Rust is gaining popularity for its well-known memory safety guarantees and high performance, distinguishing it from C/C++ and JVM-based languages. Its compiler, rustc, enforces these guarantees through specialized mechanisms such as trait solving, borrow checking, and specific optimizations. However, Rust's unique language mechanisms introduce complexity to its compiler, leading to Rust-specific compiler bugs that are less common in traditional compilers. With Rust's increasing adoption in safety-critical domains, understanding these language mechanisms and their impact on compiler bugs is essential for improving the reliability of both rustc and Rust programs. Yet, we still lack a large-scale, detailed, and in-depth study of Rust-specific bugs in rustc. To bridge this gap, this work conducts a comprehensive and systematic study of Rust-specific bugs in rustc, with a particular focus on the components that support its unique language features. Our analysis examines issues and fixes reported between 2022 and 2024, with a manual review of 301 valid issues. We categorize these bugs based on their causes, symptoms, affected compilation stages, and test case characteristics. Additionally, we evaluate existing rustc testing tools to assess their effectiveness and limitations.
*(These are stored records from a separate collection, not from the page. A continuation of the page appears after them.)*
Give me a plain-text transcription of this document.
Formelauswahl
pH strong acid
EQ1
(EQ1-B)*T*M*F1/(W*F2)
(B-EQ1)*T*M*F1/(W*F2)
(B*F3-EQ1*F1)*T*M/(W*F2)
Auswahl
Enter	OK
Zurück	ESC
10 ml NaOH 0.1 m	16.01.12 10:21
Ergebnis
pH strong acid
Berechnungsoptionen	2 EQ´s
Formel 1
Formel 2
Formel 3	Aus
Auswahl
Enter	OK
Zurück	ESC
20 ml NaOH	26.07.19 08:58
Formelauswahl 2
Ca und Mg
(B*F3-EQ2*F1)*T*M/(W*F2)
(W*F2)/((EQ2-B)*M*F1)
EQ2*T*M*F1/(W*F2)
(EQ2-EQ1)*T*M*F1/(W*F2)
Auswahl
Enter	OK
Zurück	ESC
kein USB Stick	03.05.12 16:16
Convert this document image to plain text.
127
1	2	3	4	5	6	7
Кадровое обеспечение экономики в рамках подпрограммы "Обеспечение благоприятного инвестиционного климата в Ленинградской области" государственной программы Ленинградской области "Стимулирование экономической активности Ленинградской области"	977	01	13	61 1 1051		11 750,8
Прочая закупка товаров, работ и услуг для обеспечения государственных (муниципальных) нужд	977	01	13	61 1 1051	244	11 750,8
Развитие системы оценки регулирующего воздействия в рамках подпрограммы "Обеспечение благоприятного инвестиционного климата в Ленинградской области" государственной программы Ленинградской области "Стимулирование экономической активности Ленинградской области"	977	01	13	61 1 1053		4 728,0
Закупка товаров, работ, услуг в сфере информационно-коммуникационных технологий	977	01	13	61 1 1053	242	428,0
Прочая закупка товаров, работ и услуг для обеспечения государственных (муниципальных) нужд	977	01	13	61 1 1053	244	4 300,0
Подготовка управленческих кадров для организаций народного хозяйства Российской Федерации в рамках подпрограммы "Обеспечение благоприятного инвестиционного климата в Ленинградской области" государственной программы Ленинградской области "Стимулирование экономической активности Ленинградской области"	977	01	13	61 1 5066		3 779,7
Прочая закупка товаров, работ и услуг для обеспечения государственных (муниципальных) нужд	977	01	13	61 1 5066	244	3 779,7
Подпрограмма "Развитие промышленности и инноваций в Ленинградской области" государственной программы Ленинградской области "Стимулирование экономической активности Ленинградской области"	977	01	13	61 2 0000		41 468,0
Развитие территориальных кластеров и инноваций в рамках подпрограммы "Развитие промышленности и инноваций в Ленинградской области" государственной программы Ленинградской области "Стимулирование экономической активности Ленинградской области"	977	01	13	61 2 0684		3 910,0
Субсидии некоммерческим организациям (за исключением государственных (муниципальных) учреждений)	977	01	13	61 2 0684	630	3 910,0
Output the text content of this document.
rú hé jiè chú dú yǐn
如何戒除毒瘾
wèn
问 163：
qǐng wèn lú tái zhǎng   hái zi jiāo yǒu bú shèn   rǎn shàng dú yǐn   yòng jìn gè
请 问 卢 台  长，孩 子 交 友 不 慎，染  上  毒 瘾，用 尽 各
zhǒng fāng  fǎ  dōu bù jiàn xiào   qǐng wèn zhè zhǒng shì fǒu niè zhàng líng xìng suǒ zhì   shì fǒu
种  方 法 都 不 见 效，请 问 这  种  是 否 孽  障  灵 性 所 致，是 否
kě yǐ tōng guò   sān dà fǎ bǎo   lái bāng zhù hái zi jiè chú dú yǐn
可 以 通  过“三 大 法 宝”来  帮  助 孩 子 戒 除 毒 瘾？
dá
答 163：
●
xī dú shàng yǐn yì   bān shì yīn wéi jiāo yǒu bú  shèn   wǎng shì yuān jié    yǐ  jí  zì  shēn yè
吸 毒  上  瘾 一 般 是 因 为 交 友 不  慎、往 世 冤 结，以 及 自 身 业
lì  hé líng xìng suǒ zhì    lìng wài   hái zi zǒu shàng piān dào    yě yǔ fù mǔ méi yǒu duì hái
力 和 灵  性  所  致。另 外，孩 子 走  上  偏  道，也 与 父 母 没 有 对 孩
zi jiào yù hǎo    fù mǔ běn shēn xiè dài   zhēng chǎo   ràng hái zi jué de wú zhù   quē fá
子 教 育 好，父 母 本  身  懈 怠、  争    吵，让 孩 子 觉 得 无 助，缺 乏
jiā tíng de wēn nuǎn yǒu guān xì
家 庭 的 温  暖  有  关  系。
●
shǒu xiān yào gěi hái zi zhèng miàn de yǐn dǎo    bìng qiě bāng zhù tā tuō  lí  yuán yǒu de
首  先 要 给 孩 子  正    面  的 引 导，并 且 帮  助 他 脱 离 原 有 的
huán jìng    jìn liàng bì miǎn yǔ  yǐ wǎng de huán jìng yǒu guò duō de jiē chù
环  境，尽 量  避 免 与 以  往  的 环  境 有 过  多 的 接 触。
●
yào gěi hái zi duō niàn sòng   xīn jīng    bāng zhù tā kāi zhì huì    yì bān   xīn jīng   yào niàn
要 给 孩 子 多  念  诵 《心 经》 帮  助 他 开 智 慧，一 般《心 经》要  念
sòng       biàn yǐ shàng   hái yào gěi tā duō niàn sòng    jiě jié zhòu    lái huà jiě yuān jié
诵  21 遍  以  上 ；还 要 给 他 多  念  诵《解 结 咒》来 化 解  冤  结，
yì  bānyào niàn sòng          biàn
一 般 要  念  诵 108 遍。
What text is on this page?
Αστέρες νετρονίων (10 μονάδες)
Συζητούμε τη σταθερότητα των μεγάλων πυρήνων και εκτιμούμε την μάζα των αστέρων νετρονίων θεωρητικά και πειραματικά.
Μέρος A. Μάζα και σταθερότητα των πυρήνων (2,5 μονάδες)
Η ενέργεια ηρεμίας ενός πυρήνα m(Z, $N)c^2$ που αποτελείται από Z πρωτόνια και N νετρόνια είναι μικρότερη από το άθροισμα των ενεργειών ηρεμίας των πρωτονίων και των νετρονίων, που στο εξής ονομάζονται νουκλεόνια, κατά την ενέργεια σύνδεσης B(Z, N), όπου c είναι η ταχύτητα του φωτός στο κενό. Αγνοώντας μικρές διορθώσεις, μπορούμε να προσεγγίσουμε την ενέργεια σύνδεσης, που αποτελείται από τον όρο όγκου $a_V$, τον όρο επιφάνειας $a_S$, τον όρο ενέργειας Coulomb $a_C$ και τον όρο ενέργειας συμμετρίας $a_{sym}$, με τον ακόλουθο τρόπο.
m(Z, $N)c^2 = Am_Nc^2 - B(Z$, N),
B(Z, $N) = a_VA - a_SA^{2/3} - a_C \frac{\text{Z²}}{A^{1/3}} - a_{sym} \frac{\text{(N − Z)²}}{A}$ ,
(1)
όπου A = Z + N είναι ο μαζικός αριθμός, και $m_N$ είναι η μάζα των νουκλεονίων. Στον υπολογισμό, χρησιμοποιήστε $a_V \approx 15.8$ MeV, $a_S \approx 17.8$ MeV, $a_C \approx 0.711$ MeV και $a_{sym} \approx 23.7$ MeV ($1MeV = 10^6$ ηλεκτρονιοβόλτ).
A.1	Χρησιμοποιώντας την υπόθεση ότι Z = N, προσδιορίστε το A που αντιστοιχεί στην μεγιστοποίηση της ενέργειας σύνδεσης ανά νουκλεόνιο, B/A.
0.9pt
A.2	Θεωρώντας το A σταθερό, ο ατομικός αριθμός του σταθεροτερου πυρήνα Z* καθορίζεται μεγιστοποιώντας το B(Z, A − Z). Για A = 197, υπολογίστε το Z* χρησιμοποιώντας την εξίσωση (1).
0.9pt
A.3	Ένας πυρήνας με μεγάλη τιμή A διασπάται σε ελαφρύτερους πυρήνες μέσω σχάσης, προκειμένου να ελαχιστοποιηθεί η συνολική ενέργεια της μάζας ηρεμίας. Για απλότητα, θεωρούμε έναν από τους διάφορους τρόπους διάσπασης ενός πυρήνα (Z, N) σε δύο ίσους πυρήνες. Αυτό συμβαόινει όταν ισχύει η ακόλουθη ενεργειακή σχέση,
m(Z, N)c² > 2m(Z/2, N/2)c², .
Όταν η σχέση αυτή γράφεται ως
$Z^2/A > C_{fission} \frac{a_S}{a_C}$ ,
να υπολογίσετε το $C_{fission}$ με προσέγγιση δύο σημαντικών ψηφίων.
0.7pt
Our key findings include: (1) rustc bugs primarily arise from Rust's type system and lifetime model, with frequent errors in the High-Level Intermediate Representation (HIR) and Mid-Level Intermediate Representation (MIR) modules due to complex checkers and optimizations; (2) bug-revealing test cases often involve unstable features, advanced trait usages, lifetime annotations, standard APIs, and specific optimization levels; (3) while both valid and invalid programs can trigger bugs, existing testing tools struggle to detect non-crash errors, underscoring the need for further advancements in rustc testing.

Paper Structure

This paper contains 26 sections, 10 figures, 8 tables.

Figures (10)

  • Figure 1: The high-level workflow of rustc and a general front-end compiler.
  • Figure 2: Two snippets of fix patch for explaining ownership & lifetime bug cause (https://github.com/rust-lang/rust/pull/118882 and https://github.com/rust-lang/rust/pull/119563).
  • Figure 3: The fix patch for explaining MIR optimization bug cause https://github.com/rust-lang/rust/pull/110569) and general errors https://github.com/rust-lang/rust/pull/112266).
  • Figure 4: Comprehensive analysis of bug distribution in rustc pipeline and its HIR/MIR components.